Ontario has an established car culture, to say the least. According to Statistics Canada, there were more than eight million registrations for private passenger vehicles in 2017. If you’re looking to become one of the millions of Ontarians that own a car, there are a few things you need to know before you can join their ranks — namely, the kind of insurance coverage you’re required to have.
Here’s what you need to know about how car insurance works in Canada’s most populous province.
Car insurance is mandatory in Ontario
You must have auto insurance in Ontario — full stop. It’s illegal to own and operate a car without it, says Pete Karageorgos, Ontario director of consumer and industry relations with the Insurance Bureau of Canada (IBC).
All drivers need to have the following coverages on their insurance policy:
Third-party liability coverage of a minimum of $200,000
This covers the expenses that occur if a third party is injured or killed in a car accident that involves you. It also covers property damage. While $200,000 is the minimum, Karageorgos says people often carry more, often up to one or two million dollars.
“Think about it — if you injure or kill someone or if you destroy someone's property and they sue you, it's easier to pay,” he says.
“If we were all walking around with $200,000 minimum limits and, for example, [you got sued] and the judgment was for half a million dollars, you're on the hook for that extra $300,000 because you've only got $200,000 worth of coverage. That's why it makes sense to at least have a million.”
Statutory accident benefits coverage
This type of coverage will provide you with benefits if you were injured in an accident — even if you were at fault.

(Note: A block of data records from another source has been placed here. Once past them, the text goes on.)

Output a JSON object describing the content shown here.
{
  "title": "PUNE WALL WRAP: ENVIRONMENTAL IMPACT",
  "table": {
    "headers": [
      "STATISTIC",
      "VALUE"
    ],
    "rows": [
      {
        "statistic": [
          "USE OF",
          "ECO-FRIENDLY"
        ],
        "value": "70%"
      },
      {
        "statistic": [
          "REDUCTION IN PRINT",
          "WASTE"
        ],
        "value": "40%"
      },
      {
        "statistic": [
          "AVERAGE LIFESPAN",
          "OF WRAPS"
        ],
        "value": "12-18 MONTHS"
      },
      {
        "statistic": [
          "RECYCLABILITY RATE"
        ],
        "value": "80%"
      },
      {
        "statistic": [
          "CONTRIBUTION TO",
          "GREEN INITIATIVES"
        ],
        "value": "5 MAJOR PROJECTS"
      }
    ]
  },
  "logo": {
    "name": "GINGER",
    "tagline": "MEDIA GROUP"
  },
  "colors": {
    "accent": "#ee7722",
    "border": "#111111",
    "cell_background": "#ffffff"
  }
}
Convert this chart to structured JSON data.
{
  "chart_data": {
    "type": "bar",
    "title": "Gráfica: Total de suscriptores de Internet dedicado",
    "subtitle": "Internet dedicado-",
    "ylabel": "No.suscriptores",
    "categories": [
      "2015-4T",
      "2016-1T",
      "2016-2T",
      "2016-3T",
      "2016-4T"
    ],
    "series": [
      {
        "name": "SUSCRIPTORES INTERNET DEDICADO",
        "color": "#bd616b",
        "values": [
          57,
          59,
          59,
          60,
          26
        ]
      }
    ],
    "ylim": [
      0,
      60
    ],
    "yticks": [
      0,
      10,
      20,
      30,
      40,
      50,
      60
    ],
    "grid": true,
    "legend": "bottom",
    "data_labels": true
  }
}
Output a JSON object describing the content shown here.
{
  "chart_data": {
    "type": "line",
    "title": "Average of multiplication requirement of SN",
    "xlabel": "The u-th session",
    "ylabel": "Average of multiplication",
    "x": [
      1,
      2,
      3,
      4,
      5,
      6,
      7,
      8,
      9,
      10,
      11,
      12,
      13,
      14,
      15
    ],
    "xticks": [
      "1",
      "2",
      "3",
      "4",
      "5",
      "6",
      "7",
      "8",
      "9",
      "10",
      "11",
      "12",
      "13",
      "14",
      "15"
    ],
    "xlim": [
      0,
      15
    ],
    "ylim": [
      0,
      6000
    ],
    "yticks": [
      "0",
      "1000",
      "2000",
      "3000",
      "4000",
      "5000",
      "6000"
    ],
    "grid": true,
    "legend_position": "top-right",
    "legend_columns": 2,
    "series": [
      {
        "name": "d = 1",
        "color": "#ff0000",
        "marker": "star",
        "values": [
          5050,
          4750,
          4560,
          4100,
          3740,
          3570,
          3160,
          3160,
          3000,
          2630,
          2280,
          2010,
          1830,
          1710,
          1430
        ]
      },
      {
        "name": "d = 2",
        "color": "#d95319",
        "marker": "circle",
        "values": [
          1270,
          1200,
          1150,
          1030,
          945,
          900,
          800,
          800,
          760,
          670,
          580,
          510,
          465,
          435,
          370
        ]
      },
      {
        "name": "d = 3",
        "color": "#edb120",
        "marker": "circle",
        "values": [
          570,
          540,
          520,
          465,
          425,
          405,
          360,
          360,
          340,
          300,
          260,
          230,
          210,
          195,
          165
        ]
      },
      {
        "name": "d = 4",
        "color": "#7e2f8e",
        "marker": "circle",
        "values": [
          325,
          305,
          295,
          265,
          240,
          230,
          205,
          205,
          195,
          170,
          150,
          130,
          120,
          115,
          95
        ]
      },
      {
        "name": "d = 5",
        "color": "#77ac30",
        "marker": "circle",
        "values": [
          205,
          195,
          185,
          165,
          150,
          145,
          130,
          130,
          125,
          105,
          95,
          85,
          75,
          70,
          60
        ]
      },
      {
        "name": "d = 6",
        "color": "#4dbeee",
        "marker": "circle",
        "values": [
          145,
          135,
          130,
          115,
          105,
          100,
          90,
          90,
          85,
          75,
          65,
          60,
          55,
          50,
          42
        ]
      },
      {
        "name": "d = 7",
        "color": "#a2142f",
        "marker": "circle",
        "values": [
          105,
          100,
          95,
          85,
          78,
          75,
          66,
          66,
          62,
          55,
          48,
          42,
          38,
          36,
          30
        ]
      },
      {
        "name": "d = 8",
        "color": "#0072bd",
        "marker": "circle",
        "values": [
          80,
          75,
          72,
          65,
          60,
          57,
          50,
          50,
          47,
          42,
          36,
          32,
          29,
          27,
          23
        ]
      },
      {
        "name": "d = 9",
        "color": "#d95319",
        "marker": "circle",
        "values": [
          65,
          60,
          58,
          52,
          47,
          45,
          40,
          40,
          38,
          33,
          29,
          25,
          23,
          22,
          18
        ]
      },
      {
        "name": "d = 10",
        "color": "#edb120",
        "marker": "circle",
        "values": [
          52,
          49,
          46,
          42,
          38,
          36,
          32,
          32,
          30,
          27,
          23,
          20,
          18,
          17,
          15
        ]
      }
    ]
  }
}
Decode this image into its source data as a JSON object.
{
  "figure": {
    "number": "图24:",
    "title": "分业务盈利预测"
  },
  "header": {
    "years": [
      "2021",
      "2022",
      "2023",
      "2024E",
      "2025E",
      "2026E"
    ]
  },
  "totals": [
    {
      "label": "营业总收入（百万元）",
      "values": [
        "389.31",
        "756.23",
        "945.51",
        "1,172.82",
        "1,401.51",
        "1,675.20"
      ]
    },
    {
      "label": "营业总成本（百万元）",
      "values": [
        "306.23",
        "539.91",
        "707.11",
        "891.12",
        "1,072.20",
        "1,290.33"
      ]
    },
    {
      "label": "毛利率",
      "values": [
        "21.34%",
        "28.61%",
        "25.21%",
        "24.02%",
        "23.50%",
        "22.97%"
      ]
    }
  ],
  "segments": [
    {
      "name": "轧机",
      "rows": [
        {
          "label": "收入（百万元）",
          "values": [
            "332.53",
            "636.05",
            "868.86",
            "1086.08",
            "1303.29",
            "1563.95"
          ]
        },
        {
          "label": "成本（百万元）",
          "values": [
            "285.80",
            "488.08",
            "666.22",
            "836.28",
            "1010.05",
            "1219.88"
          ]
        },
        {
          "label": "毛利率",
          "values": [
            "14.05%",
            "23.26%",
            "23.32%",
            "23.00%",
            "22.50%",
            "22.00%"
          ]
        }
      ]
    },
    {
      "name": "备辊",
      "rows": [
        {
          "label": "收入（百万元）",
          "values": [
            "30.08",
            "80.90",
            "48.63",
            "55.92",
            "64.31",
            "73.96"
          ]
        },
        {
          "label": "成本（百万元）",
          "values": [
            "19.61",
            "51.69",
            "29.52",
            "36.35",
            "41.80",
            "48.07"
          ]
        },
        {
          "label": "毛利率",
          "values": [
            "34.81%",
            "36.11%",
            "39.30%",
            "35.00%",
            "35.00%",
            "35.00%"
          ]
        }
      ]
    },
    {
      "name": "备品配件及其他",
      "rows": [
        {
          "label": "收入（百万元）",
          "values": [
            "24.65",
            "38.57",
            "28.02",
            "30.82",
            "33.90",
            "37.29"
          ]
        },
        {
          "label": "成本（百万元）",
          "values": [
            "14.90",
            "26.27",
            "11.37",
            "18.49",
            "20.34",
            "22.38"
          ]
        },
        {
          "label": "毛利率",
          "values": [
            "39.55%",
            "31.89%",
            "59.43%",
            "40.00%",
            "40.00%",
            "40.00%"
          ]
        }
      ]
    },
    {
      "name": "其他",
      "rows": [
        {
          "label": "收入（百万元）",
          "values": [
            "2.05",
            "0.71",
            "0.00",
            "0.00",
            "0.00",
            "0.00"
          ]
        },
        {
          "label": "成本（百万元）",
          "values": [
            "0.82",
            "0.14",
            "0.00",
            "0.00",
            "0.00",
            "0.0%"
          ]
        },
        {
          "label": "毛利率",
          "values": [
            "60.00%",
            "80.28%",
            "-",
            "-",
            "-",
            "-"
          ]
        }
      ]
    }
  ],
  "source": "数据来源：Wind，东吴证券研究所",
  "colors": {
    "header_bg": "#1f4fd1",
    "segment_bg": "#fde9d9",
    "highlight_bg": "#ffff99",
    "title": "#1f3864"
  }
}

“I like to call this injury coverage,” says Karageorgos. “This is the coverage that's going to help pay for those medical bills above and beyond any hospital room visits. It may also cover things such as additional physiotherapy or chiropractic therapies and it may also provide you coverage for attended care. Finally, this coverage also covers your income replacement.”
Direct compensation, property damage coverage, and uninsured automobile coverage
Direct compensation covers the damage made to your vehicle and any possessions inside if you’re involved in an accident where someone else is at fault. Uninsured automobile coverage, as the name suggests, helps pay for expenses if you’re injured or killed by a vehicle that is uninsured or flees the scene. It will also cover damages to the vehicle and its contents.
That’s it for mandatory coverage, but there’s a long list of optional coverages you can add to your policy, including collision coverage, car rental insurance, and coverage against depreciation (which, in the event of a total loss, obliges your insurer to pay you the original sale price).
How much should you pay for your deductible?
Next, let’s tackle your deductible. This is the consumer's share of the claim and what you pay first before the insurance company pays the difference. How much should you pay for your deductible and does it make a difference if you go for the more expensive option?
Like many insurance questions, it depends on your personal and financial circumstances, says Karageorgos.
“Deductibles do make a bit of difference, [but] it varies. I was surprised a few years back when I had an older vehicle… and I decided to take collision coverage off because I knew that if it was involved in a crash it would be a write-off,” he says.
“It wasn't worth much anyway, but I was so surprised at how little I saved.”
The best thing to do when figuring out how high your deductible and insurance premium should be is to shop around and get quotes. Generally speaking, your insurer will offer you a lower premium if you offer to cover a large share of the claims cost out-of-pocket — but your deductible amount should be a sum you could afford to pay.
Of course, even after you’ve signed on the dotted line it’s always good to do regular check-ups. Karageorgos says that car owners should check on their policy at least once a year if nothing has changed and update it every time there’s a major life change.
That change might be a new job that requires you to have a car, or it might be that you moved. Insurance rates differ by region and you could end up with a cheaper rate if you move to an area with a better (i.e., lower) claims history.
Ultimately, Karageorgos says, you don’t want to be involved in an accident only to find you don’t have adequate insurance. You may not like paying premiums — but you’ll be glad it’s there if you ever need it.